Comment by soupfordummies

3 days ago

Hard disagree. ESPECIALLY with music and fiction. It cheapens it, makes it feel hollow and is a disappointing letdown. It’s like finding out Santa Claus isn’t real. A big part of fiction and music is the act of human creation meant for other humans. It’s a form of communication and connection.

I think I get where you’re coming from if you’re thinking of fiction or music as just like pure baseless entertainment. But that’s like talking about food and meaning Soylent or a handful of sugar cubes in place of a home cooked meal or pastry-chef crafted dessert.

I get what you're saying and am not trying to argue with it, just presenting more of my viewpoint below.

I was the kid whose parents never lied to about Santa. It felt so weird trying to explain he's imaginary to other kids at the playground. I still liked the whole charade around Christmas. Not the Christian stuff (it was never instilled in me) but the tree with the lights, the guy dressed up as Santa and the presents. I knew what it was and I couldn't care less. When I was painted as a turtle or whatever at the theme park, I knew I wasn't a real turtle. It was quite a bit of fun nonetheless.

I've looked up some of the artists I like. Some have a somewhat interesting story, others have a political agenda and so on, but for most of them I don't even know if they're a one band name or a group, whether they're an Australian woman or a Serbian brother duo - I just don't care.

If there was a tasty and nutritionally complete Soylent or human chow that was ethically sourced, I'd gobble it up.
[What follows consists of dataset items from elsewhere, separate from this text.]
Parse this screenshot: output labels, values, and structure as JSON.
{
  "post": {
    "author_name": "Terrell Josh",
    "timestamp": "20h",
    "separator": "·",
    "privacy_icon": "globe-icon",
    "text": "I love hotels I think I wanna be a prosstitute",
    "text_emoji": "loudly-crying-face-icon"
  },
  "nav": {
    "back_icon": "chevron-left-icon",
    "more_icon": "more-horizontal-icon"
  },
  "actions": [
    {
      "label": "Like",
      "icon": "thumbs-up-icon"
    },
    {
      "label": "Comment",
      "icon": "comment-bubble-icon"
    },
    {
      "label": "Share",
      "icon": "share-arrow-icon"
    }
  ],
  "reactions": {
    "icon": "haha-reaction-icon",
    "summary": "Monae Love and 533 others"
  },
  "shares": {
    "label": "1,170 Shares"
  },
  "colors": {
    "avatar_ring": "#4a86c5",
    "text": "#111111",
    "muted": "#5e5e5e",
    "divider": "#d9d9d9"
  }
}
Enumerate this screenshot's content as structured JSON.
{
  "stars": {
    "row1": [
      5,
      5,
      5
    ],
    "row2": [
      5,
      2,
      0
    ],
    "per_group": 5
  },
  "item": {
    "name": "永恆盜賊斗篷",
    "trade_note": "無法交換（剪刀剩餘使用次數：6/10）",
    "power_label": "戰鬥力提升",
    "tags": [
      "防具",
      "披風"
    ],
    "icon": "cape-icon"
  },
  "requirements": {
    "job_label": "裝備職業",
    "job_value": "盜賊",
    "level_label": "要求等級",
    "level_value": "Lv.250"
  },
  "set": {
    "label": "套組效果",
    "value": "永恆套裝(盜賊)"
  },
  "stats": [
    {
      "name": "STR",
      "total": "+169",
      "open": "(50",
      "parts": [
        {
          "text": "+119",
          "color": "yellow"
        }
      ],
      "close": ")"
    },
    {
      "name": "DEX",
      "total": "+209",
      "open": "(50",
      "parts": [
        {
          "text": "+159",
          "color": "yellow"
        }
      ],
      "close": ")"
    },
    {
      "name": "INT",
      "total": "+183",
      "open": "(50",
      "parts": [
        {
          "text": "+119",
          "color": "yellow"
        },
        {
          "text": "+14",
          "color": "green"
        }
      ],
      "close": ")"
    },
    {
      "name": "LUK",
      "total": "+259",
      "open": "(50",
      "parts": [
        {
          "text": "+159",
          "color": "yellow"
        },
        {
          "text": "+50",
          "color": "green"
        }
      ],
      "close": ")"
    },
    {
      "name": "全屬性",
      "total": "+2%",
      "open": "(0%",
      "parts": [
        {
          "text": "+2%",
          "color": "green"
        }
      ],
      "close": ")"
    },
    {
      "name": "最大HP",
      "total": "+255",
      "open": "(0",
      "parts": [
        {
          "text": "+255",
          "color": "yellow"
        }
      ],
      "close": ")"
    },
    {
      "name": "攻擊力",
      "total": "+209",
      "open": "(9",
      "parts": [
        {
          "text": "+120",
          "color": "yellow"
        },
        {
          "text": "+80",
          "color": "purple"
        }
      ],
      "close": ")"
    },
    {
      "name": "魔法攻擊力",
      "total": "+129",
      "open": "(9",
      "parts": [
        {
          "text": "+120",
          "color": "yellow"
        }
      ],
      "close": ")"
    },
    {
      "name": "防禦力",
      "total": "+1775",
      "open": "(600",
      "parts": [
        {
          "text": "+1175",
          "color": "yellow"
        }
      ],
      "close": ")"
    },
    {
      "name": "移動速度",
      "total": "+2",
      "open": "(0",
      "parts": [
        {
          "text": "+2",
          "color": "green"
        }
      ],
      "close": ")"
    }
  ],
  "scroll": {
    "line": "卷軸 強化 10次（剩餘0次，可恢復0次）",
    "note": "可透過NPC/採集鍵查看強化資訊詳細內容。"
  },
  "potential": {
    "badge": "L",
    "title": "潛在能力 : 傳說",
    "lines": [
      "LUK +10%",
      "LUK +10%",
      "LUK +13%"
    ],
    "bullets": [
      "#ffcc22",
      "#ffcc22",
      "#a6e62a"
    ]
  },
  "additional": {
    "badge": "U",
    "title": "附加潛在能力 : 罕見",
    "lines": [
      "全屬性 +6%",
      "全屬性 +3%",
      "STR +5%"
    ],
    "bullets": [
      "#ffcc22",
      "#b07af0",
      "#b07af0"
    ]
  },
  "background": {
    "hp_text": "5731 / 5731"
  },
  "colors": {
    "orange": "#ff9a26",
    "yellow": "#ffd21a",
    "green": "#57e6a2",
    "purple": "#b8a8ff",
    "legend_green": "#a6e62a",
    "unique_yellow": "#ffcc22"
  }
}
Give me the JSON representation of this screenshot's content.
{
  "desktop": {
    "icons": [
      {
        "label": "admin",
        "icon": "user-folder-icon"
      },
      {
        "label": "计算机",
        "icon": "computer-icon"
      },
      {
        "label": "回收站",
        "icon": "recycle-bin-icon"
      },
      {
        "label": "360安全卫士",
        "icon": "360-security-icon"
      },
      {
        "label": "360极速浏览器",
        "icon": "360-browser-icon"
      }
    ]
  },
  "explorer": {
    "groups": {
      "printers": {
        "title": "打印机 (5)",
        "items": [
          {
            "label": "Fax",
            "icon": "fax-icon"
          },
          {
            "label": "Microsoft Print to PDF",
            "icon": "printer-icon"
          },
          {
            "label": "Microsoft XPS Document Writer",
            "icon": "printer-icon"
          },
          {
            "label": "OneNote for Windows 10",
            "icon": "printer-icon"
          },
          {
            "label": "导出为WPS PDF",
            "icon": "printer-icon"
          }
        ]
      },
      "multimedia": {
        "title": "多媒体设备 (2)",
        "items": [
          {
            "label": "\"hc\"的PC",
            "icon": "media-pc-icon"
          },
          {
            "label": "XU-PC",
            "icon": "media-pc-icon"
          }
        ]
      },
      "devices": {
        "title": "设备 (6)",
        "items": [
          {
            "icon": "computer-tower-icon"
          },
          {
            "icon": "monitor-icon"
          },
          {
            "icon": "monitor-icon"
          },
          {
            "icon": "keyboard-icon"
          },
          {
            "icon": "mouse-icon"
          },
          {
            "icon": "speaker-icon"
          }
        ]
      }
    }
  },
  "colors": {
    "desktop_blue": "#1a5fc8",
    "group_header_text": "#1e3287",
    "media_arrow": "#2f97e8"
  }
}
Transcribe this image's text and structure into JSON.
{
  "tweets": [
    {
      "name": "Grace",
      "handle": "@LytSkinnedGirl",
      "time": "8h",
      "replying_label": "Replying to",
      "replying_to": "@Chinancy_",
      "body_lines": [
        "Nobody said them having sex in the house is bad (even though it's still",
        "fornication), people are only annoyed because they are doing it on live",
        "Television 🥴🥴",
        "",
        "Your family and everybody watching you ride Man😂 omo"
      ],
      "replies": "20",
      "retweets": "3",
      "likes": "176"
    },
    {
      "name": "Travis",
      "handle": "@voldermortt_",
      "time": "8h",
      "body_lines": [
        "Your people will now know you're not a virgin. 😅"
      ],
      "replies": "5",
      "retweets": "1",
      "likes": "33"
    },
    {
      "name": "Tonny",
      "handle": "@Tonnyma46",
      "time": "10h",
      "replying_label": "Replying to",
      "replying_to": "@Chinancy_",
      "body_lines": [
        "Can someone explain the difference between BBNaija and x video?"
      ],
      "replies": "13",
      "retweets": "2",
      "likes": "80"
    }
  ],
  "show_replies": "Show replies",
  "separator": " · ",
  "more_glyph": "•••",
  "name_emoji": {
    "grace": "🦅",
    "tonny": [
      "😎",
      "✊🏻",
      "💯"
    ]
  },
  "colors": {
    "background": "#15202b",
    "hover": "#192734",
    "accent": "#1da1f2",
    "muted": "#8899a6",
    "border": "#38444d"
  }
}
It doesn't have to be "a handful of sugar cubes", though, with all that it implies. It could resemble a home cooked meal. But a perfect meal where every bean is exactly the same size, the same texture, the same amount of soft on the inside, crispy on the outside. Made in a factory by AI, synthesized from rock, for all I care.

Sure, we used to value artists and give them money. Now we don't. We used to value lots of work that's been automated away now. It's life. I'd still love a world with UBI where everyone can pursue whatever they want, where scarcity of the necessities doesn't exit. That would be even more fair to me as right now most people who want to be artists or chefs or athletes... aren't. They end up teaching or working at the same burrito shop for hours every day just to make ends meet. If we structure our society correctly, the fact that art is largely made by AI wouldn't have any negative financial consequences on anyone. At worst, no one will look at your art. But right not chances are you (not you per se) aren't even an artist but a graphics designer for a soulless company or a chef for the same cookie-cutter pizzeria. So in a post-scarcity society maybe no one will care about your art but you'll be able to make art for yourself, for art's sake. If you're doing it for recognition or money, is it really "art"?

  • > we used to value artists and give them money. Now we don't.

    this is wildly self-centered to claim as a general truth

    • It's just a trend I've noticed due to more piracy, ad-supported content, AI-generated art, free content and/or publishers taking bigger cuts. Obviously people still pay artists and will continue to do so but I don't see a future where artists make nearly as much as they did before. That's OK if we don't treat art as a commodity, if we have UBI or something similar and if we can access enough free art.